It’s been over a year since the last major release of Unicorn, but I haven’t been bored. Today I’m happy to announce the release of Unicorn 3.0 and Rainbow 1.0.
Sitecore development artifacts are both code and database items, such as rendering code and rendering items. As developers, we use serialization to write our database artifacts into source control along with our code so that we have a record of all our development artifacts. Unicorn is a tool to make serializing items and sharing them across teams and deployed environments easy and fun.
Unicorn takes advantage of keeping serialized items always up to date on the disk, which allows all merging to take place using your source control tool. Modern source control tools such as Git or SVN are capable of automatically merging the vast majority of item changes, which saves you time and reduces the chance of human error when merging.
Unicorn 3 is fresh off the compiler and brings with it a huge raft of improvements.

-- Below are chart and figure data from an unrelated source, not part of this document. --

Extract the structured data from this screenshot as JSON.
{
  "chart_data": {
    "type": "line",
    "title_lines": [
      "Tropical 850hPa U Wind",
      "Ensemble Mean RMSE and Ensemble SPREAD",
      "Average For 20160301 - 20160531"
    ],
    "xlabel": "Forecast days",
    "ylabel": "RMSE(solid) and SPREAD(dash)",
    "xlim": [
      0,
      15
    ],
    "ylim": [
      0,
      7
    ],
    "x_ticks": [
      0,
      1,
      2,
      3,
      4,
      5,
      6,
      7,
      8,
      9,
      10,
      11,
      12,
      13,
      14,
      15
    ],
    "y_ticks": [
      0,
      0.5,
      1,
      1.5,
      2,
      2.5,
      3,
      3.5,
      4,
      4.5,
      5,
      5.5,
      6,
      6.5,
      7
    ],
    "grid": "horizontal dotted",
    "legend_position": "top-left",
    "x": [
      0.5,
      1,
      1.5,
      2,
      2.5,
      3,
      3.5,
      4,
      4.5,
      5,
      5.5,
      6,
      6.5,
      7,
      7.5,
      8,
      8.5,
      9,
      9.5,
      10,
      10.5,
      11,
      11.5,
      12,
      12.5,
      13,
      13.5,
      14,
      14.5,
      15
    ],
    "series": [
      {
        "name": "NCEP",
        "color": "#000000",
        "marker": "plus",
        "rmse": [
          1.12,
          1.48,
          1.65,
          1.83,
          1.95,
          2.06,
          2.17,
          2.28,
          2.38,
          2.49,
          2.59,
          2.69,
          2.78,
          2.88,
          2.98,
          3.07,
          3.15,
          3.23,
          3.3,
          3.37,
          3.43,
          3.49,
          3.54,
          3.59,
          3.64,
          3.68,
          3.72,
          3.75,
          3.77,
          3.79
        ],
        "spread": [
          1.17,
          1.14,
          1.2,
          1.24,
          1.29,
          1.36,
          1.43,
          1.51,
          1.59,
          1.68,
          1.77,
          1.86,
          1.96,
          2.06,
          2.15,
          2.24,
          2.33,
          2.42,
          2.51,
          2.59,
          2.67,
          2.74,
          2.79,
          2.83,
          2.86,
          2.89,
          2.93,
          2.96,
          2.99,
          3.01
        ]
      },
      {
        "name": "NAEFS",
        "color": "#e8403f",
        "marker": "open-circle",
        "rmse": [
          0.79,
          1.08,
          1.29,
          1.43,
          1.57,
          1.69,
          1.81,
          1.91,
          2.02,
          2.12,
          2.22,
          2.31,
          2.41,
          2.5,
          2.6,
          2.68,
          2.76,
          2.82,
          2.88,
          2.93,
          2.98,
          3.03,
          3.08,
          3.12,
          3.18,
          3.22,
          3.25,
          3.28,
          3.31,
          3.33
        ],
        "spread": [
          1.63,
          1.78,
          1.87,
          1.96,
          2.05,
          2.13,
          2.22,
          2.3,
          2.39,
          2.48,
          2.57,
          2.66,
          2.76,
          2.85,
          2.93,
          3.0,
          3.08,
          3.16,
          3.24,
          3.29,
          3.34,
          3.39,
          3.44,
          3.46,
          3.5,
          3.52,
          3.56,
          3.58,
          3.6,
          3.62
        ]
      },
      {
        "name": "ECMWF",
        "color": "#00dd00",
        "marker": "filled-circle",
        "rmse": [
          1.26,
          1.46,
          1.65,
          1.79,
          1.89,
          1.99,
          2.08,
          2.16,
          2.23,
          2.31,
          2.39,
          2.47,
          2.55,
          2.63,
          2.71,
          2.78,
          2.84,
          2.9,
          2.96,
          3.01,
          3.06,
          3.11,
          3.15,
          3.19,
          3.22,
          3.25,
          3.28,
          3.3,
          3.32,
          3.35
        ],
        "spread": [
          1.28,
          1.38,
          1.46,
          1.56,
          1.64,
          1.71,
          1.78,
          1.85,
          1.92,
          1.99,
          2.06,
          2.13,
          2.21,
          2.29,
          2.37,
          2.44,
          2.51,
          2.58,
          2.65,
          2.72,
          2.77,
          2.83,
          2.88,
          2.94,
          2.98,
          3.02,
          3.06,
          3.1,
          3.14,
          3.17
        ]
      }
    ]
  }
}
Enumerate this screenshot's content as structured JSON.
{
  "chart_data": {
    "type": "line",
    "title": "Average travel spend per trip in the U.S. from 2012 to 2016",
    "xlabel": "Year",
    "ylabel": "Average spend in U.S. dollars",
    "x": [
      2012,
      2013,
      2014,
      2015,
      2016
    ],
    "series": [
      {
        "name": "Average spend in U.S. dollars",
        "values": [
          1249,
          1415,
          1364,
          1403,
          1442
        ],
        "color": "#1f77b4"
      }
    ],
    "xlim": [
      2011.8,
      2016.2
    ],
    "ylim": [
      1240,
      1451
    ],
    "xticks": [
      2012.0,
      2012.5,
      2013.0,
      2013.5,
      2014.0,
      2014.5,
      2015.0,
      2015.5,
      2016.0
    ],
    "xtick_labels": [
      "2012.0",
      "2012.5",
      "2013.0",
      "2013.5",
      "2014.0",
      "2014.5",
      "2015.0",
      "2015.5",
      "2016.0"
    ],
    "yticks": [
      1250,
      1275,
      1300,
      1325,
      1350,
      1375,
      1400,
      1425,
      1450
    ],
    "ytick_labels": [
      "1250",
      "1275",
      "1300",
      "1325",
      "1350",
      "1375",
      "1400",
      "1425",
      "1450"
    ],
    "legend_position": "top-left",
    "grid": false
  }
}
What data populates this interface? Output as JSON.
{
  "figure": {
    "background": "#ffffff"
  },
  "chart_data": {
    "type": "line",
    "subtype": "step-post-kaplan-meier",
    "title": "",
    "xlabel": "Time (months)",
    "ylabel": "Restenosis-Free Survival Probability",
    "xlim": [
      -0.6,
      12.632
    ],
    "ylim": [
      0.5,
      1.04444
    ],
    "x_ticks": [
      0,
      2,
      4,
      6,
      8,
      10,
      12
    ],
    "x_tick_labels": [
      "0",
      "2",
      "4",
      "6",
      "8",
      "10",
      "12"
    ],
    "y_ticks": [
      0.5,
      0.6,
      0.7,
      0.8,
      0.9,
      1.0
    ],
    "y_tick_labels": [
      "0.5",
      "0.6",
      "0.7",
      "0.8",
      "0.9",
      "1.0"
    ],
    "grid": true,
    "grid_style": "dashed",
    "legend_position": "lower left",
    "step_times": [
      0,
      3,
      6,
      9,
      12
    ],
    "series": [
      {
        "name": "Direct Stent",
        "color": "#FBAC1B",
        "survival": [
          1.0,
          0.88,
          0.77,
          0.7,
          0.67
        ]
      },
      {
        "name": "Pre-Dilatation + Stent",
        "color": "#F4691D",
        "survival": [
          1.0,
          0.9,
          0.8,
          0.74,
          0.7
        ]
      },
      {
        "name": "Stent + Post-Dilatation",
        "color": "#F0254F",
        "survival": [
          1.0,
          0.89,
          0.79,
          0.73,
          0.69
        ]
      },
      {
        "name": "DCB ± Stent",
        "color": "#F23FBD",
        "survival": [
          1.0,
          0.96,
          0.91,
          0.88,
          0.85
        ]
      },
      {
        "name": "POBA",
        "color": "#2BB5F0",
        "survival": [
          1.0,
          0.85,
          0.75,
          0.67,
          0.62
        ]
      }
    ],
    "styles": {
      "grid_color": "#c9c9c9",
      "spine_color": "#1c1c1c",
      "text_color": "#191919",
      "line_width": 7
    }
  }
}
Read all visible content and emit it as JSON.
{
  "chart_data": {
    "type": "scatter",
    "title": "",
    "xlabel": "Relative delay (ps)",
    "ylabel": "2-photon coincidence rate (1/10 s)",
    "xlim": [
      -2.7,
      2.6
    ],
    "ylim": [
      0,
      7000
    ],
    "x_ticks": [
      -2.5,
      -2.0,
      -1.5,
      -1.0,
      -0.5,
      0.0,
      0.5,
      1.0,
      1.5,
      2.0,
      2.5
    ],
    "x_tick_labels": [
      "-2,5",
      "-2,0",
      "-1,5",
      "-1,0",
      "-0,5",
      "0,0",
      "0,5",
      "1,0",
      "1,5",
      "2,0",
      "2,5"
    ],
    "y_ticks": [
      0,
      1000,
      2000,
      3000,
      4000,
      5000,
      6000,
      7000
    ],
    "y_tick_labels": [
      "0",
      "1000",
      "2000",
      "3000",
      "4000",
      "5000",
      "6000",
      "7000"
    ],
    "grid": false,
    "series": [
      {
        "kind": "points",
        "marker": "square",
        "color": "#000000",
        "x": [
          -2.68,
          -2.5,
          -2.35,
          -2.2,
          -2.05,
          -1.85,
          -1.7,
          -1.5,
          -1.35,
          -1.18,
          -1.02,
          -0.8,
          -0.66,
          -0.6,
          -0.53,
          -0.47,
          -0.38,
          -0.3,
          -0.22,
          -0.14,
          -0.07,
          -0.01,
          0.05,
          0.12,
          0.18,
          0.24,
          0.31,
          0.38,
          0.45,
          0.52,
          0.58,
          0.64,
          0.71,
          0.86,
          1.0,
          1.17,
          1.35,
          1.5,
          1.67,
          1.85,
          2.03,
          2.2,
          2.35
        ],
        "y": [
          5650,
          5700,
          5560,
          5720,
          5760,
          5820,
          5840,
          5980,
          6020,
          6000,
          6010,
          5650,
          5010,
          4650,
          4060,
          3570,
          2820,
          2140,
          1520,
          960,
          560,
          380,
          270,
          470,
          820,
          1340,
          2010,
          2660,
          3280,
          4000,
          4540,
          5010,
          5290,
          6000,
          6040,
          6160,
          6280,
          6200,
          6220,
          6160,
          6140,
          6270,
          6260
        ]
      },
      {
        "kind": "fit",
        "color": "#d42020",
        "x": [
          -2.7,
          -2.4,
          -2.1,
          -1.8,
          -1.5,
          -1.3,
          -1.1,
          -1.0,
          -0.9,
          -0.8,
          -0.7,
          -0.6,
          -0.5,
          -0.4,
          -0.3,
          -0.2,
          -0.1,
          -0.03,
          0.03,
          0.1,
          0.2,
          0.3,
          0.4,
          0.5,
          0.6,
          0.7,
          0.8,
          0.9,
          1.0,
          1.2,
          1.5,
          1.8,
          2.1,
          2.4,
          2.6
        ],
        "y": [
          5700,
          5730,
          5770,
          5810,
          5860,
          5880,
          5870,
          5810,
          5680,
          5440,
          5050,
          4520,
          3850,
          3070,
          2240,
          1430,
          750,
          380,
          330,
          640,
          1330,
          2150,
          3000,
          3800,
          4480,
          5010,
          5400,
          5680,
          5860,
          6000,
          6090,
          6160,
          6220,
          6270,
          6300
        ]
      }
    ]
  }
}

This version brings its own serialization format and filesystem hierarchy that are far more friendly to source control and merge conflicts than the default Sitecore format. It’s also ridiculously fast - about 50% faster overall than Unicorn 2 or Sitecore serialization APIs.
In fact there are lots more new features added to Unicorn 3 since the what’s new blog post was written. Not just minor details either! Read on…
This is a feature that demanded its own blog post! Transparent Sync enables Unicorn to sync the serialized items in real time, completely automatically. It does this by using its data provider to directly read the serialized items and inject them into the Sitecore content tree. The items on disk are the items in Sitecore: it bypasses the database entirely for transparently synced items.
Seriously, it’s magic. Transparent Sync might be the best feature of Unicorn 3. You should give it a try!
Previously Unicorn was distributed with its default example configuration directly in
Unicorn.config. This was suboptimal because it encouraged modifying the stock config file and making future upgrades more of a merging challenge than they needed to be. In the new order, Unicorn ships without any configurations defined. There are two example configuration-adding patch files distributed with the NuGet package which you can duplicate and edit to your desires, and the README distributed with the NuGet package details what you need to do to get started.
The control panel has been redesigned to have an improved UX when there are many configurations defined. In the old UI, once more than a couple configurations were defined the page would need to scroll. The new UI reduces the vertical space for each configuration significantly:
The new control panel also has an experience for selecting only the configurations you wish to sync in a single batch:
For automated builds, you can also copy the URL on the sync button when you’ve got multiple configurations selected in the control panel to run the same batch at build time. This is great if you’ve got some configurations that you may not wish to sync during a CI build.
This is an evaluator that changes the behavior of syncing to only write new items from serialization into Sitecore. Existing items with the same ID or items that are not serialized are left alone. This can be useful for example if you’re wanting to push some developer-initiated content items up, like metadata or lookup source items, that you want to always exist but once they have been created they become the content editor’s to do with as they will. A sample configuration that enables the NIO evaluator ships with the NuGet package. Thanks to Nathanael Mann for the feature request.
To exclude all children of an item simply add a trailing slash to the
<exclude> like so:
<include database="master" path="/sitecore/content"> <exclude path="/sitecore/content/" /> </include>
Recently a plugin for Visual Studio was released that enables you to run Unicorn syncs directly within Visual Studio. Unicorn 3 supports this tool out of the box, by simply enabling the
Unicorn.Remote.config.disabled patch file.
Fellow Sitecore MVP and Connective DX’er Dave Peterson has written up a plugin for Rainbow/Unicorn that integrates it with TFS. TFS 2010 (or server workspaces in 2012 and later) have the unfortunate limitation that all files are locked by default. This interferes with Unicorn’s operation as it writes files as items are changed in Sitecore, resulting in errors.
The TFS integration hooks the TFS API to Rainbow’s SFS data store, causing it to actually check out the file Unicorn is about to write or delete before acting. You must use a 32-bit IIS app pool when using the plugin, as the TFS API is 32-bit only.
The TFS plugin is available on NuGet; for installation instructions and the latest info see the README on GitHub
The documentation in the README, comments in the stock config files, and verbiage in the actual control panel and logs have all been reviewed and improved. If you get confused by anything, let me know and I’ll make the docs better or the error message clearer in the next release.
Unicorn is a project by and for the Sitecore community. I’d like to thank everyone who’s contributed to the project in a major or minor way: without you, we wouldn’t have this tool today. Thank you!